My partner has always had a PlayStation and has grown up with trophies, so for him they are something that is a part of the game, something that if he looks at a games trophies and thinks ‘Ahh, this is something I can do’, he will go back and get said platinum. This isn’t because he has a drive necessarily to get these trophies but more because it has become a habit. This makes me wonder, if I had had a PlayStation 3 would I of been more concerned about trophies?

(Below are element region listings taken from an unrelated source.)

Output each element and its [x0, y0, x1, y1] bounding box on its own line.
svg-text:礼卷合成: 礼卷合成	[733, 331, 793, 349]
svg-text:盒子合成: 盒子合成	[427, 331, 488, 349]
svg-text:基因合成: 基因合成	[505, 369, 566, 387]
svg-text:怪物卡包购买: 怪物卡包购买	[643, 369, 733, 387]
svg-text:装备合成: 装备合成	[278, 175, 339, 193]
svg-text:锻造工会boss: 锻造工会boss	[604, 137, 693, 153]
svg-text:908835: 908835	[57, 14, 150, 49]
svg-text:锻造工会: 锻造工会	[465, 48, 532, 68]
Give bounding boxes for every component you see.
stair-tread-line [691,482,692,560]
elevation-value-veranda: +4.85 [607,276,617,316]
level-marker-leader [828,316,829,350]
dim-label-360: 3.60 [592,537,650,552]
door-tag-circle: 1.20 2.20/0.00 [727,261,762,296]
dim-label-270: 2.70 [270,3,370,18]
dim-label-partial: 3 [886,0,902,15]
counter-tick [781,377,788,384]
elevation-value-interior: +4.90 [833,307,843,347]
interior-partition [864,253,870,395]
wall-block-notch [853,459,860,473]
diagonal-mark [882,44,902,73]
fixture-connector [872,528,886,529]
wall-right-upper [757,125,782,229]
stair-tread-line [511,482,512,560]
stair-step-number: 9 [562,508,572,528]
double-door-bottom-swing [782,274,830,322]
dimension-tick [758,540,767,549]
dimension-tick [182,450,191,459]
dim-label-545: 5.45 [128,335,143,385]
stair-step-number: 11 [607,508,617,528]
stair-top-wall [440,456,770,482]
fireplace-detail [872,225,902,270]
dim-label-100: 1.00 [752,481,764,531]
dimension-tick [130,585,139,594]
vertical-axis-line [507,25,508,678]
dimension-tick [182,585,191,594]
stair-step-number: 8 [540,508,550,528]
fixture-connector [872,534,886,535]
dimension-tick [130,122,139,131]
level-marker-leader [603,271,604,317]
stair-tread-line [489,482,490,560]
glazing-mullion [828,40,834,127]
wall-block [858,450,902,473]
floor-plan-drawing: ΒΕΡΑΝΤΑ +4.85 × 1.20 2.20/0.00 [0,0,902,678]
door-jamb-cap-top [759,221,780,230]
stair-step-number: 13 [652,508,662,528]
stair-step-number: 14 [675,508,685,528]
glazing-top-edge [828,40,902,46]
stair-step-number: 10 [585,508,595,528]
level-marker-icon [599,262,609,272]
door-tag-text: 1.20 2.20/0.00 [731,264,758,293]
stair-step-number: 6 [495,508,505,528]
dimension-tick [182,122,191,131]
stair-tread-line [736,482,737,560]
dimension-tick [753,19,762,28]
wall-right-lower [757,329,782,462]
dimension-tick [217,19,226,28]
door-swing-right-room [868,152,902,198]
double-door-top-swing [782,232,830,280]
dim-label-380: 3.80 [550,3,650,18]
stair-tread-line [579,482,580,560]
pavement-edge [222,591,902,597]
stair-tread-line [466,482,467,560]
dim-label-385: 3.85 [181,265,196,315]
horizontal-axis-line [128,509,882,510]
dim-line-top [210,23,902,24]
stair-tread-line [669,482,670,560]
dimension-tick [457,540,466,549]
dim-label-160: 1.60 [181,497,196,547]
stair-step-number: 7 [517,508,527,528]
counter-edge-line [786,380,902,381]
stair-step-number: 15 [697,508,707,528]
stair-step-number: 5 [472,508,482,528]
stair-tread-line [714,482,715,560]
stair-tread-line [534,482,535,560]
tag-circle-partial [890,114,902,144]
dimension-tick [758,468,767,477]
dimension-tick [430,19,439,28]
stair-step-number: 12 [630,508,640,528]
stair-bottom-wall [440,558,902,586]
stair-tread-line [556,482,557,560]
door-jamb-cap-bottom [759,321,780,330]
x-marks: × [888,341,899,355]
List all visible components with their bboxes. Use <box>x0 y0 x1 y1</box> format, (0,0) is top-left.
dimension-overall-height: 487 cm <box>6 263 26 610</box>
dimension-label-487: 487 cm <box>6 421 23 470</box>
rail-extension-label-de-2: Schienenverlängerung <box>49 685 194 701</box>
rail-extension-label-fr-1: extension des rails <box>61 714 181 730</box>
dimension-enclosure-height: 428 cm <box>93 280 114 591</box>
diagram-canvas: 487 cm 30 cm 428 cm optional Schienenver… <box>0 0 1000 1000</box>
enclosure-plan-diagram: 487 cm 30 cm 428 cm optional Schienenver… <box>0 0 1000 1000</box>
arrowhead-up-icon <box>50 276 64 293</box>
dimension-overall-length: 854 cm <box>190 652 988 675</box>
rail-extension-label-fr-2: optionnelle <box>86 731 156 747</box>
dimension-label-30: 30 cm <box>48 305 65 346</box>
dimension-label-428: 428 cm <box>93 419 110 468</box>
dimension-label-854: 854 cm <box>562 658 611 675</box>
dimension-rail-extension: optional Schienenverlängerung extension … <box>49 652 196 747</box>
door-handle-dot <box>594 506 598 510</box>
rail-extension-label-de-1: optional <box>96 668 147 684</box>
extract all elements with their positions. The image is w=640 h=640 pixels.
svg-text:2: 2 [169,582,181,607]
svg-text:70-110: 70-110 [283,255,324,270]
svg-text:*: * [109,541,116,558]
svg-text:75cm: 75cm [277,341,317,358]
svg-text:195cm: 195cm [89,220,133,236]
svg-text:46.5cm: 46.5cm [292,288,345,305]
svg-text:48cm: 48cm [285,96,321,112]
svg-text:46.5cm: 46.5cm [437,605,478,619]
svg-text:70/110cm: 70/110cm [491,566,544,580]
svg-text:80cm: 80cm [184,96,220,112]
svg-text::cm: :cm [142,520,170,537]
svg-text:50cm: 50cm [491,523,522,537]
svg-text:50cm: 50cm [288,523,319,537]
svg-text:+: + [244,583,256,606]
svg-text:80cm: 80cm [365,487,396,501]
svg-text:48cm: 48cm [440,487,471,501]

In contrast, I don’t think any of my friends or myself are at all concerned about getting an achievement on the Xbox. Achievements on the Xbox had never felt like a big thing. Until now, I personally had felt this way about trophies on the PlayStation.
This makes me wonder if there is something that PlayStation have done to make trophies more marketable for people to have that want to be gaining them? Is it that shiny platinum trophy or is it just more people with a completionist mentality are playing this platform?
I think for a lot of people, myself included, this is more down to an addiction. That feeling when you get your first platinum or finally achieve that trophy you have been working for is so satisfying that people start to chase this feeling (like gamblers when they win). I know I had an addiction to Runescape, it took me years to let go of not having a 99 agility cloak and to stop playing. This is the same mentality that I see creeping into my current gaming.
What is it that drives you to get a trophy?